Tidings of Comfort and Joy!

This was an interactive sermon where I asked the congregation the questions in bold and waited for their input and responses to help shape the sermon and its focus.  Consider these questions as directed to you personally and faithfully.  -Pastor K

1. How would you describe joy?

Look around!  There is a joy in the place that is visible.  This sanctuary looks like a place that is preparing for the birth of a king!

 “Joy is not a surface-level happy – it is deeply seated in one’s character.  Joy may not always manifest itself in smiles and laughter, but rather in grace and assurance.  Joy might be described as knowing something better exists, and holding onto that which is better.”

 

2. Can there be quiet joy?

Mary’s song, at first glance sounds like a quiet kind of joy. 
Here is this young girl who is trying to prepare to be a parent (many of you will remember: there is NO way to truly prepare for the change that comes with children.) and to be the mother of God!

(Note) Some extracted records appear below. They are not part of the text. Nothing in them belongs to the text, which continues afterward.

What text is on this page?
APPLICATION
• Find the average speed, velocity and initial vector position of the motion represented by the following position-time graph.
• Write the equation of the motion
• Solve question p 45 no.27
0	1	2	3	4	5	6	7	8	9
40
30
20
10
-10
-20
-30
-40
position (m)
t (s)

What a relief it was for her to not have to explain anything to her cousin, Elizabeth – who simply knows, when her child leaps in acknowledgment of his own cousin.

Barbara Brown Taylor says of the Magnificat, “Mary’s song is music that comes from deep within her … she sings for Elizabeth and both of their babies.”  And then it seems like things get carried away in the middle of the song.  “She is no longer singing the song; the song is singing her.  This teenager is no politician, no revolutionary; she simply wants to sing a happy song, but all of a sudden she has become an articulate radical, an astonished prophet singing about a world in which the last have become first and the first, last.”

At Christ’s birth, we hear that Mary ponders everything in her heart.  But hear, she is dreaming of the future and what God is about to do for the world and she experiences great joy that we are not left to our own defenses – that God is about to break into the world in a most remarkable way!   It’s important to remember, here, that this reflection on God turning things upside down is happening before Christ’s ministry, before Christ preaches the Sermon on the Mount or challenges the status quo.  But already, we hear that things are changing.  John Ortberg reflects with a religious imagination whether Jesus himself learned ‘his material’ – about the poor and the hungry and the meek being blessed – from his mother.  “Did he learn from her that God has no intention of tolerating the injustice and greed of this world on a permanent basis?”  (Christian Century, December 2009).  If this is so,

 3. Why is joy so often paired with comfort?

Highlight Scripture’s focus on contrast – that “in opposition to brokenness, wrongs, sorrows, and sighs, God will prevail, and one day all shall be well.”

Why is comfort so important?  When do we need comfort the most?

Mary’s song is not in the future tense but in the past tense as if the good that her son will do for the world is already completed, as if the promises of God have already come true.  “Prophets almost never get their verb tenses straight, because part of their gift is being able to see the world as God sees it – not divided into things that are already over and things that have not happened yet, but as an eternally unfolding mystery that surprises everyone”  (Barbara Brown Taylor, “Singing Ahead of Time” in Home by Another Way). 

This, I think, is where we find the comfort and why it is so important for us to sing with Mary.  We are singing for joy that the way the world is, is not the way the world always will be.  We are seeking and embracing God’s vistion.

4.    Do you live joy?  How?

“One filled with joy preaches without preaching.” (Mother Teresa)

When we live with joy, we are confident in God’s presence, God’s ability to shape the future and guide our steps.  Joy has a way of overriding our human propensity to worry and try to control things.  Joy lets us relax into a plan that was set in motion at the very beginning of time.

Let us pray,

God of comfort, help us to believe in your ability to turn the world upside down, to turn our mourning into dancing, to turn our crying into singing, to turn our doubts into belief.  God of joy, help us to sing with confidence, to praise you in faith, and to look expectantly towards your future.  In Jesus’ name we pray, Amen.